Oh, I so disagree, UQD. For that to be blanketly true, you'd have to have never had scientists who were also Religious believers. Plenty of scientists have had their faith in a deity as the driving force behind their curiosity about the created world.

(and, actually, I have seen that scenario play out between Christian believers about a point of theology)

looks nervously around to see if mellowma is about to clobber me for adding to the thread

UnquietDad · 07/09/2007 21:16

I think it'd be true to say scientists who are also religious believers are in a minority, though.

How does it work? In religion you are told "here are the answers" - science is all about "where are the answers?", and indeed, "what is the question?" and, often, "why this question and not that one?"

SueBaroo · 07/09/2007 21:23

See, I wouldn't put it that way at all. Certainly some religions are like that (as are some people).

I would have said it was about worldview. We all look at the same picture, we just come to it with certain preconceptions. Decent religion, and decent science both require us to be willing to change our viewpoint.

UnquietDad · 07/09/2007 21:27

I agree some religious people can change their standpoint. But there are "truths" in most religions, aren't there? A core of things one is required to believe in order to call yourself a member of that religion? Nothing wrong with that in itself - it wouldn't be a religion if not - but that's where it differs from science. In science, everything is up for grabs if new evidence comes to light.

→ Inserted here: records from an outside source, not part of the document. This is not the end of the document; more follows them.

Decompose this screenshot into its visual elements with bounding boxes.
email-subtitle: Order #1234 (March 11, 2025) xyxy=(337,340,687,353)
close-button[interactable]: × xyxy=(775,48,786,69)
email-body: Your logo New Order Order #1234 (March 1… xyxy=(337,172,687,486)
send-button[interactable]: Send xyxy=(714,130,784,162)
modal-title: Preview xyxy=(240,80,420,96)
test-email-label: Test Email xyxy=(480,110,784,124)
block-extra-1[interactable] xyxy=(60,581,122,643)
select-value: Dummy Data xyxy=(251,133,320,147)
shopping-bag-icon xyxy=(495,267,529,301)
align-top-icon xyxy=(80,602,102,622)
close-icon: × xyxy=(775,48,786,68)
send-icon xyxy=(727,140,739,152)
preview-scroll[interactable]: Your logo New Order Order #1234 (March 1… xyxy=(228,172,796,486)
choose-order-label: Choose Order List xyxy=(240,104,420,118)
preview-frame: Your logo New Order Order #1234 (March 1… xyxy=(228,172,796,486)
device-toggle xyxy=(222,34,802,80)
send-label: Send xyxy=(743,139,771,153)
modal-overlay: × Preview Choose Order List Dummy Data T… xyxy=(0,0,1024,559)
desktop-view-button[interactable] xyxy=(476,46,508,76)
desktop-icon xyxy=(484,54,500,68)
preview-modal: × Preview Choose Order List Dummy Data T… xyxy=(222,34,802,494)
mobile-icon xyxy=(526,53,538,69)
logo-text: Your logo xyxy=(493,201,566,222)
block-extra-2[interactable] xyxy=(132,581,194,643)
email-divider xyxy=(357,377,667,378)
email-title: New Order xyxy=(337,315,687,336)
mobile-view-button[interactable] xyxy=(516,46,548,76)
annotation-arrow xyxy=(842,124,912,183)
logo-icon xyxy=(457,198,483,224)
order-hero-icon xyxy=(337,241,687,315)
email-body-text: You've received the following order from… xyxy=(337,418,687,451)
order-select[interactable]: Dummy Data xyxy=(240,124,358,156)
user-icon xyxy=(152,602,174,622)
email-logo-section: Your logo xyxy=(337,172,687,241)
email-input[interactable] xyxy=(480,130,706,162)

Howdydoody · 07/09/2007 21:31

Darwin believed in God, and always called evolution a "theory" never a fact

SueBaroo · 07/09/2007 21:31

Yes, I'll grant you that. There is a concept of 'truth' which science doesn't have. I just don't see them as two competitive disciplines, tbh, more like two things which intersect in places.

Anyway, I'm off to take my medication and get an early night, s'been a biatch of a week.

SueBaroo · 07/09/2007 21:33

btw, I wasn't really thinking of Darwin - Faraday was the first name that came to mind, actually.

UnquietDad · 07/09/2007 21:35

It would have been difficult, culturally, for Darwin, as an eminent man of Victorian England, not to at least profess a faith in God. Much the same way that you can't get elected to office in the US at the moment without being a believer.

Of course he called it a theory - that's the scientific term. He offered it for debate, with evidence.

And theories are good - it's the evidence which stacks up behind them which gives a theory weight, not what you call it.